Most artists have a definitive moment when they found themselves drawn to are. Simon just found himself in art.

“We are all born artists, its only that we don’t realise, we are artists. I am glad I realised it earlier than most. The day I was born, I started art by scribbling the air first, then paper later on.”

He is a multimedia artist who paints, draws and sculpts. In the My Troubled Neighbour exhibition he leans wholly on etching and embossing, his specialty craft. He has chosen to use only two medium, linoleum and cardboard.

Etching and embossing on paper artwork done by Simon Muriithi displayed at One Off Contemporary Art Gallery in Nairobi on January 29, 2025.

Photo credit: Bonface Bogita | Nation Media Group

“Etching and embossing is a technique I found accidentally. After printing for a long time, I found myself leaning towards it more in my creative ventures,” he says.

It's a style he has learned to appreciate after years of experimenting.

“The world is all about movement especially with art. You cannot always stay in the same place for too long. You can look at it from the context of walking, whereby you may start on a flat ground and end on a hill. That is how my art has evolved. I just took the small steps and before I realised, I found myself here,” he says while gesticulating at the gallery packed with his exhibits.

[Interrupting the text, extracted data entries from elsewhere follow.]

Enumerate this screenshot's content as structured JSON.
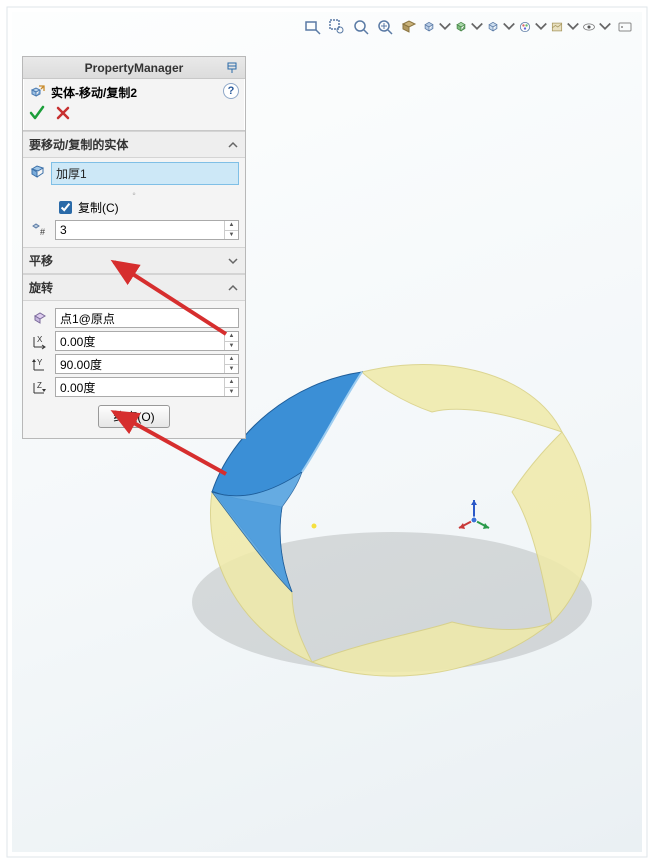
{
  "pm": {
    "title": "PropertyManager",
    "feature_name": "实体-移动/复制2",
    "help_glyph": "?",
    "sections": {
      "bodies": {
        "title": "要移动/复制的实体",
        "selected_body": "加厚1",
        "copy_label": "复制(C)",
        "copy_checked": true,
        "count_value": "3"
      },
      "translate": {
        "title": "平移"
      },
      "rotate": {
        "title": "旋转",
        "ref_point": "点1@原点",
        "x_value": "0.00度",
        "y_value": "90.00度",
        "z_value": "0.00度"
      }
    },
    "constrain_label": "约束(O)"
  },
  "toolbar": {
    "items": [
      "zoom-fit",
      "zoom-area",
      "zoom-prev",
      "zoom-window",
      "section",
      "view-orient",
      "display-style",
      "hide-show",
      "appearance",
      "scene",
      "view-settings",
      "eye",
      "render"
    ]
  }
}
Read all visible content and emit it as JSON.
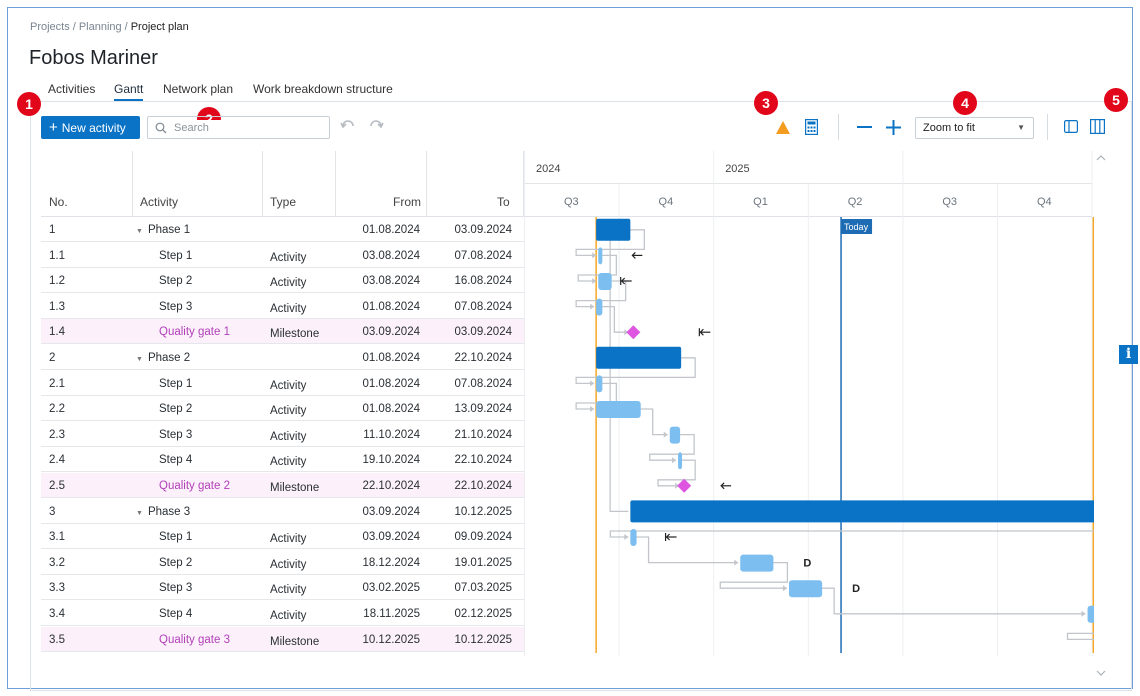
{
  "breadcrumb": [
    "Projects",
    "Planning",
    "Project plan"
  ],
  "page_title": "Fobos Mariner",
  "tabs": [
    {
      "label": "Activities",
      "active": false
    },
    {
      "label": "Gantt",
      "active": true
    },
    {
      "label": "Network plan",
      "active": false
    },
    {
      "label": "Work breakdown structure",
      "active": false
    }
  ],
  "badges": [
    "1",
    "2",
    "3",
    "4",
    "5"
  ],
  "toolbar": {
    "new_label": "New activity",
    "search_placeholder": "Search",
    "zoom_value": "Zoom to fit",
    "icons": [
      "plus-icon",
      "search-icon",
      "undo-icon",
      "redo-icon",
      "warning-icon",
      "calculator-icon",
      "zoom-out-icon",
      "zoom-in-icon",
      "chevron-down-icon",
      "panel-toggle-icon",
      "columns-icon"
    ]
  },
  "table": {
    "columns": [
      "No.",
      "Activity",
      "Type",
      "From",
      "To"
    ],
    "rows": [
      {
        "no": "1",
        "activity": "Phase 1",
        "type": "",
        "from": "01.08.2024",
        "to": "03.09.2024",
        "level": 0,
        "kind": "phase"
      },
      {
        "no": "1.1",
        "activity": "Step 1",
        "type": "Activity",
        "from": "03.08.2024",
        "to": "07.08.2024",
        "level": 1,
        "kind": "activity"
      },
      {
        "no": "1.2",
        "activity": "Step 2",
        "type": "Activity",
        "from": "03.08.2024",
        "to": "16.08.2024",
        "level": 1,
        "kind": "activity"
      },
      {
        "no": "1.3",
        "activity": "Step 3",
        "type": "Activity",
        "from": "01.08.2024",
        "to": "07.08.2024",
        "level": 1,
        "kind": "activity"
      },
      {
        "no": "1.4",
        "activity": "Quality gate 1",
        "type": "Milestone",
        "from": "03.09.2024",
        "to": "03.09.2024",
        "level": 1,
        "kind": "milestone"
      },
      {
        "no": "2",
        "activity": "Phase 2",
        "type": "",
        "from": "01.08.2024",
        "to": "22.10.2024",
        "level": 0,
        "kind": "phase"
      },
      {
        "no": "2.1",
        "activity": "Step 1",
        "type": "Activity",
        "from": "01.08.2024",
        "to": "07.08.2024",
        "level": 1,
        "kind": "activity"
      },
      {
        "no": "2.2",
        "activity": "Step 2",
        "type": "Activity",
        "from": "01.08.2024",
        "to": "13.09.2024",
        "level": 1,
        "kind": "activity"
      },
      {
        "no": "2.3",
        "activity": "Step 3",
        "type": "Activity",
        "from": "11.10.2024",
        "to": "21.10.2024",
        "level": 1,
        "kind": "activity"
      },
      {
        "no": "2.4",
        "activity": "Step 4",
        "type": "Activity",
        "from": "19.10.2024",
        "to": "22.10.2024",
        "level": 1,
        "kind": "activity"
      },
      {
        "no": "2.5",
        "activity": "Quality gate 2",
        "type": "Milestone",
        "from": "22.10.2024",
        "to": "22.10.2024",
        "level": 1,
        "kind": "milestone"
      },
      {
        "no": "3",
        "activity": "Phase 3",
        "type": "",
        "from": "03.09.2024",
        "to": "10.12.2025",
        "level": 0,
        "kind": "phase"
      },
      {
        "no": "3.1",
        "activity": "Step 1",
        "type": "Activity",
        "from": "03.09.2024",
        "to": "09.09.2024",
        "level": 1,
        "kind": "activity"
      },
      {
        "no": "3.2",
        "activity": "Step 2",
        "type": "Activity",
        "from": "18.12.2024",
        "to": "19.01.2025",
        "level": 1,
        "kind": "activity"
      },
      {
        "no": "3.3",
        "activity": "Step 3",
        "type": "Activity",
        "from": "03.02.2025",
        "to": "07.03.2025",
        "level": 1,
        "kind": "activity"
      },
      {
        "no": "3.4",
        "activity": "Step 4",
        "type": "Activity",
        "from": "18.11.2025",
        "to": "02.12.2025",
        "level": 1,
        "kind": "activity"
      },
      {
        "no": "3.5",
        "activity": "Quality gate 3",
        "type": "Milestone",
        "from": "10.12.2025",
        "to": "10.12.2025",
        "level": 1,
        "kind": "milestone"
      }
    ]
  },
  "gantt": {
    "years": [
      "2024",
      "2025"
    ],
    "quarters": [
      "Q3",
      "Q4",
      "Q1",
      "Q2",
      "Q3",
      "Q4"
    ],
    "today_label": "Today",
    "today_date": "2025-04-28",
    "markers": {
      "3.2": "D",
      "3.3": "D"
    },
    "colors": {
      "phase": "#0a73c5",
      "activity": "#7dbef0",
      "milestone": "#dd55e0",
      "link": "#c2c6cb",
      "today": "#1e6db4",
      "boundary": "#f5a623"
    }
  },
  "info_button": "i"
}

With etching, one use metals and acids to create images on a special type of paper. Simon, however, doesn’t use acids but rather relies on drypoint etching, an environmentally friendlier engraving technique where a printed design is scratched directly on a metal plate with a special needle to come up with images on paper.

“Being a conversationalist, I realised that when I used acids, I would have to pour them somewhere and end up destroying the environment which is against my personal beliefs.”

For the metal medium in his works, Simon prefers using aluminum sheets which he passes through a press to come up with the images in his paintings.

His etching press, as he shows me from his studio, is an old relic which he says was used to press and print newspapers more than half a century ago.

“Artists are usually left with old things that no one wants to use anymore and they have to make something out of them,” he says laughing.

He uses a felt to ink his aluminum plates that are put on a larger linoleum block and then passed through a printer to come up with the images seen on his paintings.

The paper he uses to engrave and emboss his images has to be wet and of a certain thickness (from 250mg and upwards) or his work will be ruined.

The process is as intricate. With patience and precision, the as the series of patterned lines eventually form the images on his paintings.

The title of the exhibition stems from his relationship with nature.

Etching and embossing on paper artwork done by Simon Muriithi displayed at One Off Contemporary Art Gallery in Nairobi on January 29, 2025.

Photo credit: Bonface Bogita | Nation Media Group

“Nature is my mother. I want to always talk about the environment because I was raised by nature itself. My inspiration mostly comes from the conflict between man and nature. My troubled neighbour is always the animals or the plants we have interfered with.”

Musical instruments etchings have also found themselves in his paintings because he feels music is a part of the environment and whereas sometimes it may not be tuned, it still forms a part of the harmony of the ecosystem.

Woodcut works are the most colourful items in the exhibition. He says it took painstaking work to come up with them in a process called reduction that chips wood off entirely until he is left with a picture on one side and a cinder of wood on the other.

He downplays the unique nature of his art choosing to stand on the principle that all artists are unique on the basis of how they see and interpret their inspirations.

“We are all different and someone else cannot stand where I am and even if they do, they cannot see things from the same perspective. It is just like fingerprints, there is nothing grand about having different fingerprints because we are all unique by the design of nature.”